Here is the Arduino code for the wand.
The Lamp
Physical Design: I modified my soccer ball lamp design from laser cutting week to make the holes bigger so that I could
string lights through them. For the lights, I bought fairy lights
that use the WS2812B LED, so they could still be programmed with the Adafruit NeoPixel library. I like them a lot because they are easy to shape. They cost $12 for 16 feet (with 50 LEDs).
Electronics: The PCB board for my wand has an ESP32 and breakout pins for an LED strip. Here is the schematic
and board.
Code: The board waits for a gesture from the wand and changes the light pattern on the lamp accordingly.
Here is the Arduino code for the lamp.
Networking and Communication
Code: I used the ESP NOW protocol for sending data between the wand and the lamp. I followed this
excellent tutorial to implement it and it works
quite well. I sent data from the wand to the Python machine learning script and back through serial using the pyserial library. Because of the
serial communication, I had to use a FTDI cable connecting my wand to my laptop.

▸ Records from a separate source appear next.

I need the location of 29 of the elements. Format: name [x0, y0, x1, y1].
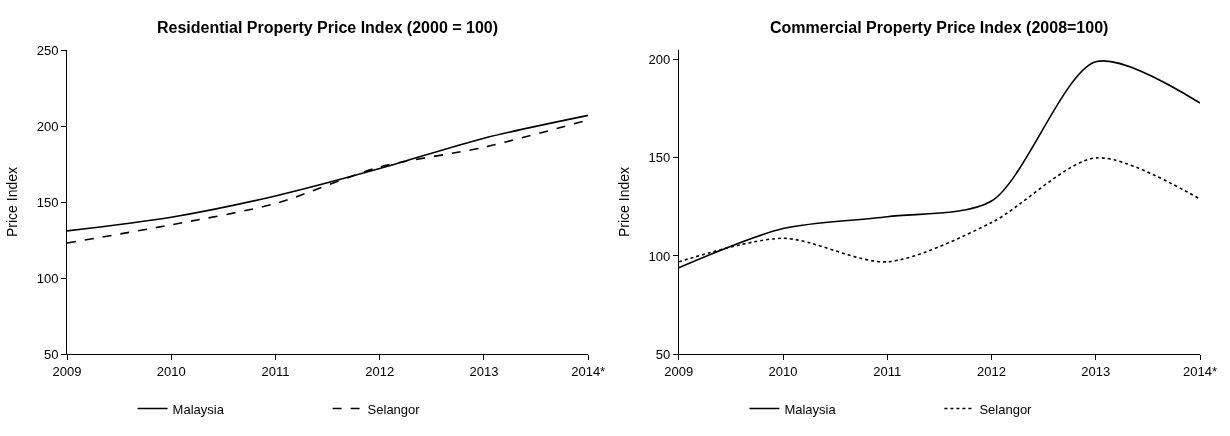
x-tick-label: 2011 — [261, 363, 290, 379]
y-tick-label: 250 — [36, 42, 59, 58]
y-axis-title: Price Index — [4, 166, 21, 238]
x-tick-label: 2014* — [1183, 363, 1217, 379]
legend-label: Malaysia — [172, 401, 225, 417]
x-tick-label: 2011 — [873, 363, 902, 379]
x-tick-label: 2014* — [571, 363, 606, 379]
y-tick-label: 150 — [648, 150, 671, 166]
x-tick-label: 2010 — [768, 363, 798, 379]
x-tick-label: 2013 — [469, 363, 499, 379]
legend-label: Malaysia — [784, 401, 837, 417]
legend-label: Selangor — [979, 401, 1033, 417]
y-tick-label: 50 — [43, 346, 59, 362]
x-tick-label: 2010 — [156, 363, 186, 379]
x-tick-label: 2013 — [1081, 363, 1111, 379]
y-tick-label: 100 — [648, 248, 671, 264]
chart-title: Commercial Property Price Index (2008=100) — [770, 19, 1109, 36]
x-tick-label: 2009 — [664, 363, 694, 379]
x-tick-label: 2012 — [977, 363, 1006, 379]
y-axis-title: Price Index — [616, 166, 633, 238]
legend-label: Selangor — [367, 401, 421, 417]
x-tick-label: 2009 — [52, 363, 82, 379]
y-tick-label: 150 — [36, 194, 59, 210]
y-tick-label: 50 — [655, 346, 671, 362]
chart-title: Residential Property Price Index (2000 = 100) — [157, 19, 499, 36]
y-tick-label: 100 — [36, 270, 59, 286]
x-tick-label: 2012 — [365, 363, 395, 379]
y-tick-label: 200 — [648, 52, 671, 68]
y-tick-label: 200 — [36, 118, 59, 134]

For the record, I tried EXTREMELY hard to make everything fully wireless. As in I spent the same amount of time trying to implement this as
I did writing all of the rest of my code. It is surprisingly hard to send data between a microcontroller and Python. Some things I tried include:
1) converting the machine learning model to C code so the ESP32 can directly run it, 2) sending the accelerometer data via Bluetooth using Bluetooth
Serial and the pybluez library, and 3) uploading the data to Firebase and downloading it in the Python script and uploading the gesture back. Method 1) didn't work because the
libraries that do that (micromlgen, emlearn, sklearn-porter) all have TERRIBLE documentation and I couldn't get it to work for the life of me. Like
why would you write a library and not write good documentation for it.....it is literally useless without documentation.....ANGERY. Method 2)

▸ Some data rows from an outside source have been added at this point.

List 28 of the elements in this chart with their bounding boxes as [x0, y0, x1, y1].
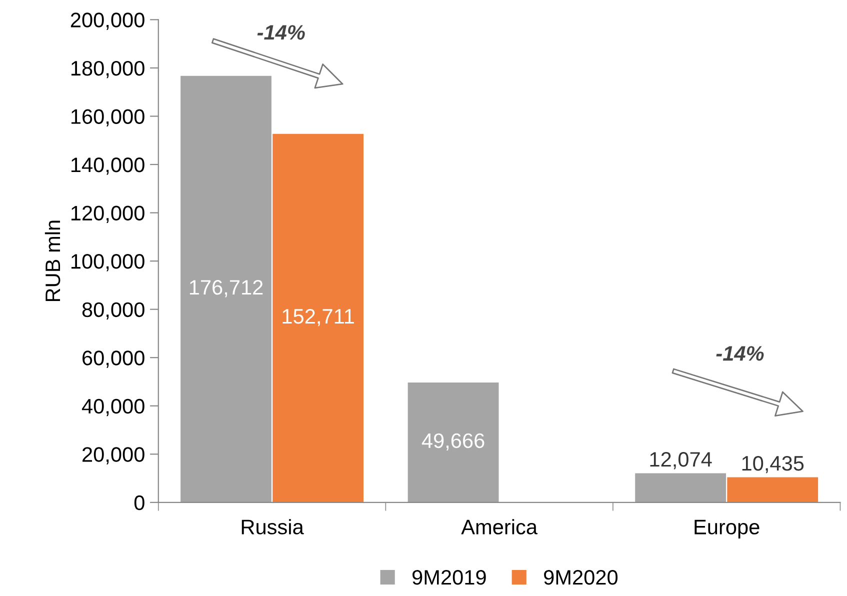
- y-tick-label: 140,000: [71, 157, 144, 175]
- data-label: 10,435: [742, 456, 804, 474]
- x-tick-label: Europe: [694, 520, 760, 539]
- annotation: -14%: [257, 25, 305, 40]
- data-label: 152,711: [282, 308, 354, 326]
- data-label: 176,712: [190, 280, 263, 298]
- y-tick-label: 100,000: [71, 254, 144, 272]
- y-tick-label: 200,000: [70, 12, 144, 30]
- bar: [272, 134, 364, 502]
- bar: [408, 382, 499, 502]
- x-tick-label: America: [461, 519, 538, 534]
- x-tick-label: Russia: [242, 519, 304, 534]
- y-tick-label: 120,000: [71, 206, 144, 223]
- bar: [635, 473, 726, 502]
- annotation: -14%: [716, 346, 764, 361]
- y-tick-label: 40,000: [82, 398, 144, 416]
- y-tick-label: 160,000: [71, 109, 144, 126]
- y-tick-label: 80,000: [82, 302, 144, 320]
- legend-label: 9M2020: [544, 570, 618, 585]
- data-label: 49,666: [422, 433, 484, 451]
- data-label: 12,074: [650, 452, 712, 470]
- y-tick-label: 20,000: [82, 447, 144, 464]
- bar: [727, 477, 818, 502]
- y-axis-title: RUB mln: [44, 220, 60, 302]
- y-tick-label: 60,000: [82, 350, 144, 368]
- y-tick-label: 180,000: [71, 60, 144, 78]
- y-tick-label: 0: [134, 495, 144, 510]
- legend-label: 9M2019: [412, 570, 486, 585]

didn't work because the Bluetooth Serial library takes up a ridiculous amount of space - so much that there wasn't enough space left on the ESP32 for
the rest of my code. I actually got method 3) to work but there were some bugs and I didn't have time to fix it :(
Machine Learning
Code: The machine learning was super simple. I used a Decision Tree and a K-Nearest Neighbors classifier to classify the
gesture based on the acceleration data. If the two classifiers agree, then I say that a gesture was detected, and if they don't the I say that no
gesture was detected. I implemented everything with the scikit-learn library and trained the models on my own gestures.
Bonus
I was feeling a little embarrassed because my project was simple, so I added two bonuses. The first is that certain gestures will
make music start playing on my computer (I didn't have time to add a speaker to my lamp board). This was easy to implement
with the pyaudio library in Python. The second is drawing with the wand! If you've watched Disney Channel, you'll understand the beginning of my video.
I modified the code from a ball tracking tutorial
to implement this using only Python.
Summary
Hopefully you enjoyed reading about my final project! I definitely had a great time in this class. Special thanks to Anthony for giving me
many ideas about how to implement things and helping me fix things when they broke.